If we can ensure that the custodian will receive updates about the authorizing consent, it no longer needs to check the consent status before every disclosure. At the time of a new disclosure, if there has not been a revocation notice, the custodian can safely assume that the consent is still valid and redisclosure is authorized.
Note that this model can also support the more strict expectation where the custodian would cease using the protected information completely by deleting it in response to the revocation notice.
A revocation propagation network relies on subscriptions (e.g., FHIR Subscriptions or similar mechanisms) to ensure that every actor that implicitly or explicitly authorizes a disclosure, commits to following it up by sending a revocation notice in case the initial authorizing consent is revoked. Chaining the revocation notices can deliver the event to any custodian that has received the protected information.

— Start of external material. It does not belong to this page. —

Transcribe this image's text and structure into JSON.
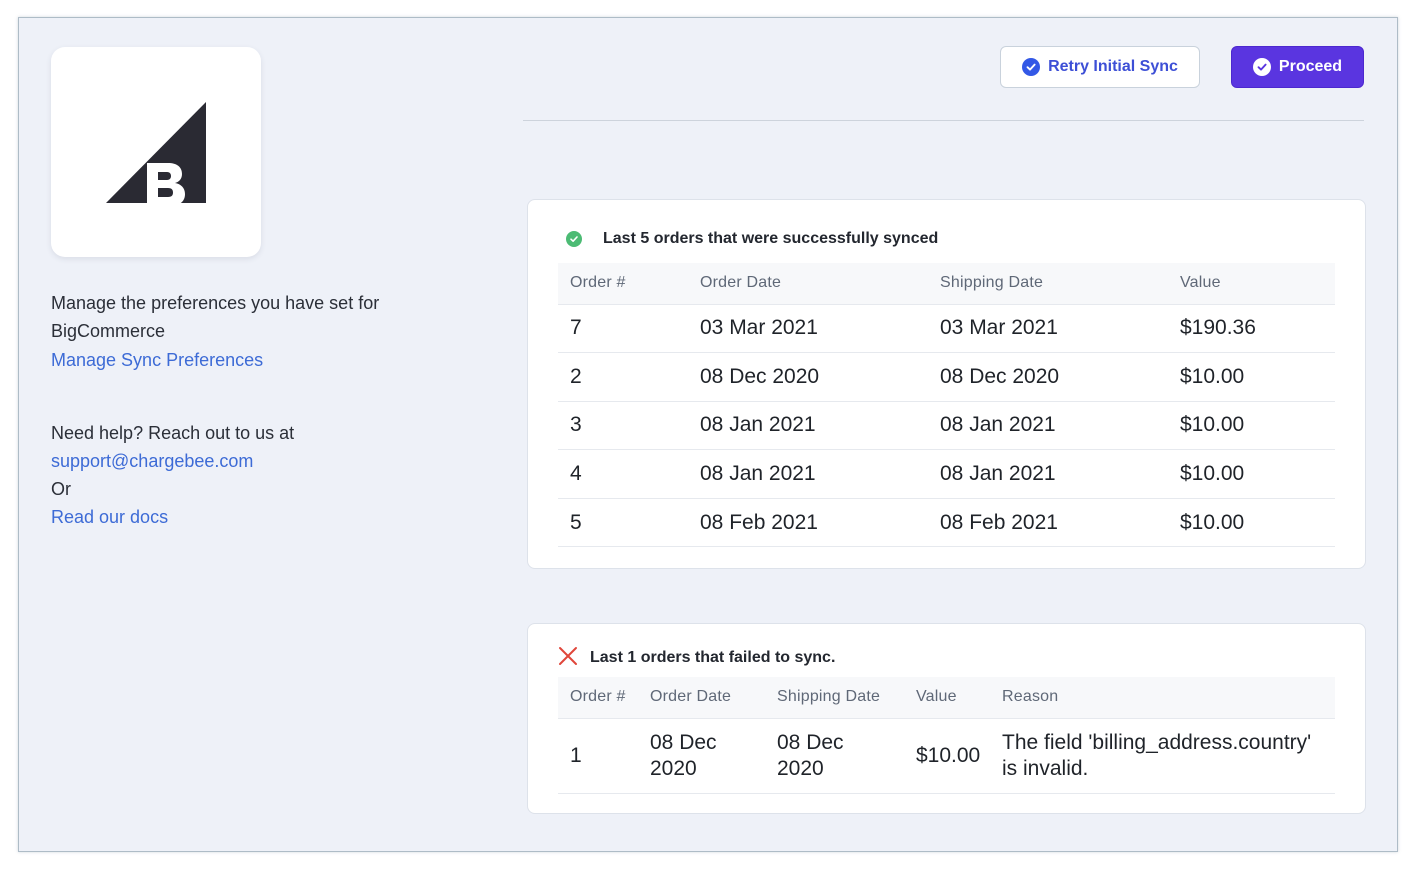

Note that this model requires less connectivity in the network because in order to receive revocation notices, every actor only needs to rely on connecting to the same actor that sent it the protected information in the first place.
The following diagram shows a sample set-up for revocation subscriptions:
- The Consent Decision Service (ConDS) and every Consent Store (ConS) have a general revocation subscription in place so that the ConDS receives revocation notices for all consents.
- After authorizing a disclosure, the ConDS sets up a subscription for the requesting actor to ensure that the actor will receive follow-up notices of revocation for any consent based on which a permission for disclosure was granted.
- The disclosing actor (e.g.,
OrgA) sets up a subscription to ensure that it will relay any notice of revocation down the chain to any other actor (e.g.,
OrgB) to whom the protected information is redisclosed.
The following diagram depicts a sample propagation of notices of revocation into the network following the patient’s decision to revoke a consent:
Summary and Conclusions:
A revocation propagation model works more efficiently and with less connectivity assumptions compared to the polling model, but this comes at the cost of additional complexity. Implementing subscriptions require dedicating further resources in each system and mechanisms for security and robustness that can lead to a more complex implementation.
This is also relevant to the interpretation of how a revocation must be enforced. Overarching policies often refrain from requirements that are perceived to be technologically infeasible; I think a more strict interpretation of revocation (compared to what the current rules in the U.S. require) is technologically feasible albeit with a slightly more complex implementation.
(*) In the U.S., the rules require the revocation to be written and signed or recorded as an oral revocation. This means that further documentation needs to be recorded in order to back up the revocation of the consent –more than simply updating the consent
status. In FHIR, these artifacts can be linked to the Consent resource using the Provenance resource. The details of how to do this is the subject of a future post.
(**) This is an abridged diagram to focus on the revocation flow. For a more detailed diagram see this post.